Molto probabilmente perchè egli è stato un antesignano in materia e, quindi, si vede colpito in maniera indiretta.
Poi, partendo da questa questione , espone le sue vedute sul come si deve fare politica.
Vedute che, ovviamente, non condivido o ,quantomeno, non condivido secondo la sua strategia.
Dal momento che anch'io ho criticato duramente i probabili accordi elettorali del MSFT con la CdL, evidentemente Adinolfi nel suo intervento intendeva criticare anche me.
Io gli do un consiglio:di non provarci mai più.Perchè egli non può fare di tutte le erbe un fascio. Se vuole condurre un attacco nei riguardi di qualcuno faccia il nome e cognome del destinatario senza sparare nel mucchio.
Devo, infatti, ricordare al sig. Adinolfi, che in parte sa quanto andrò affermando, che se ogni neofascista avesse concretizzato nella vita politica ed extrapolitica quello che ho fatto io e che, in parte, continuo a fare, le sorti del neofascismo non sarebbero quelle attuali.
Nel senso che oggi avremmo potuto avere migliaia e migliaia di iniziative concrete rivolte ai cittadini tutti, al limite senza avere un partito politico alle spalle.
Ed elenco:
La Libreria Europa di Roma del Sig.
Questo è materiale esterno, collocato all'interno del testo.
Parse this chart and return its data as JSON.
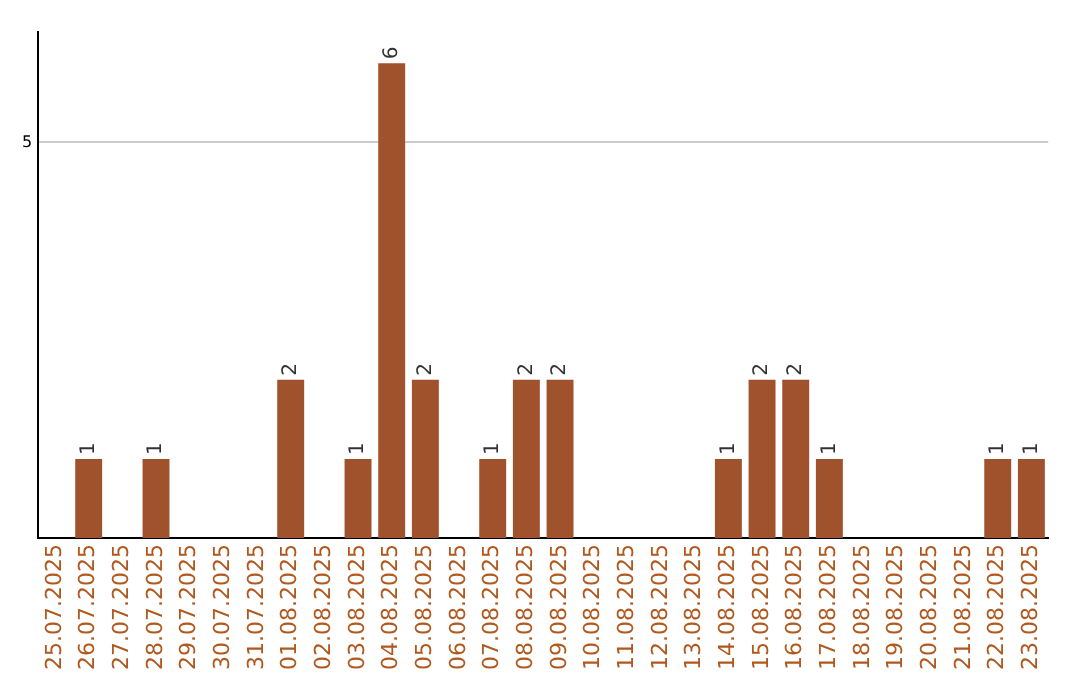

Enzo Cipriano, fu da me costituita nel lontano 1968 e diretta fino al giugno del 1973 quando, rotto il sodalizio con Rauti, fui messo fuori dall'attività e dalla politica.
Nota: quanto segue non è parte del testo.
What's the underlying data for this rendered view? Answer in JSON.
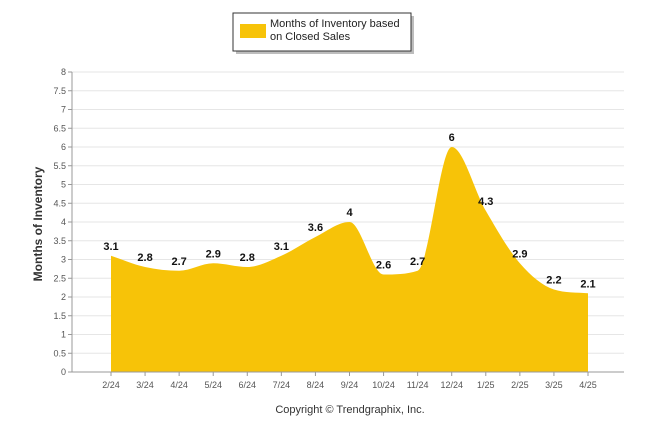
{
  "chart_data": {
    "type": "area",
    "categories": [
      "2/24",
      "3/24",
      "4/24",
      "5/24",
      "6/24",
      "7/24",
      "8/24",
      "9/24",
      "10/24",
      "11/24",
      "12/24",
      "1/25",
      "2/25",
      "3/25",
      "4/25"
    ],
    "series": [
      {
        "name_lines": [
          "Months of Inventory based",
          "on Closed Sales"
        ],
        "values": [
          3.1,
          2.8,
          2.7,
          2.9,
          2.8,
          3.1,
          3.6,
          4,
          2.6,
          2.7,
          6,
          4.3,
          2.9,
          2.2,
          2.1
        ],
        "labels": [
          "3.1",
          "2.8",
          "2.7",
          "2.9",
          "2.8",
          "3.1",
          "3.6",
          "4",
          "2.6",
          "2.7",
          "6",
          "4.3",
          "2.9",
          "2.2",
          "2.1"
        ],
        "color": "#F7C308"
      }
    ],
    "ylabel": "Months of Inventory",
    "ylim": [
      0,
      8
    ],
    "yticks": [
      "0",
      "0.5",
      "1",
      "1.5",
      "2",
      "2.5",
      "3",
      "3.5",
      "4",
      "4.5",
      "5",
      "5.5",
      "6",
      "6.5",
      "7",
      "7.5",
      "8"
    ],
    "grid": true,
    "legend_position": "top-center"
  },
  "footer": {
    "copyright": "Copyright © Trendgraphix, Inc."
  }
}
Le Edizioni Europa , annesse alla Libreria, iniziarono l'attività pubblicando il primo libro revisionista apparso in Italia, quello di Paul Rassinier, intitolato "Il dramma degli Ebrei".
A dimostrazione che si può fare politica stando anche fuori dai partiti, nel 1979 costituii con altre camerati in Roma, notaio Giovanni Vicini, il Centro Uomo e Ambiente, prima ancora che nel M.S.I. ad opera di Rutilio Sermonti e quel Di Pietro che conduce un programma televisivo:"Occhio alla spesa" su RAI 1. nascessero i Gruppi di Ricerca Ecologica.
Il Centro Uomo e Ambiente organizzava corsi di sensibilizzazione presso le scuole medie di Roma, ristorazione due volte a settimana (giovedì e sabato) presso la propria sede in Via di S.Francesco a Ripa, 56 (accanto al Commisariato di P.S. di Trastevere), gite nei parchi nazionali italiani, corsi di cucina con proprie iscritte diplomate economodietiste, e tre edizioni di una mostra erboristica e di prodotti naturali a carattere nazionale dal nome HERBOROMA:nel 1982 (12-19 dicembre) presso i saloni dell'Hotel Hilton a Monte Mario, nel 1984 ( 25 febbraio 1 marzo) al Palazzo dei Congressi all'Eur, e nel 1985 ( 12-17 aprile) nei locali della Fiera di Roma.
Due anni dopo aver lasciato la presidenza dell'associazione per trasferimento in altra regione d'Italia, quell'associazione cessò le proprie attività.
In quel periodo il partito dei Verdi non esisteva ancora perchè nato dopo il disastro della centrale nucleare di Chernobyl.Pertanto ,se avessi voluto, con tutta quella mole di attività alle spalle, mi sarei potuto piazzare con i Verdi, quando Pecoraro Scanio ed altri succhiavano ancora il latte delle loro madri o andavano alle elementari.
Ho messo a disposizione questa mia esperienza per quei camerati più giovani che mi si sono rivolti,per cui se oggi esistono librerie o case editrici come quelle de Il Cinabro a Catania o la Libreria Raido a Roma, lo si deve anche a me che in quel campo sono stato un antesignano.
Io la mia parte l'ho fatta, ho ,cioè, portato all'esterno in forma concreta il mio modo di essere e di relazionarmi con il prossimo.
E ancora faccio qualcosa.
Avendo un guasto allo scanner non posso sviluppare foto, altrimenti vi manderei gli allegati fotografici relativi a ciò che ho fatto nella mia vita "politica".
Lo farò appena riparato il guasto.
Per ora mi premeva puntualizzare soltanto alcune cose.
A dimostrazione che i destinatari dei miei messaggi sappiano da che pulpito vengono le prediche.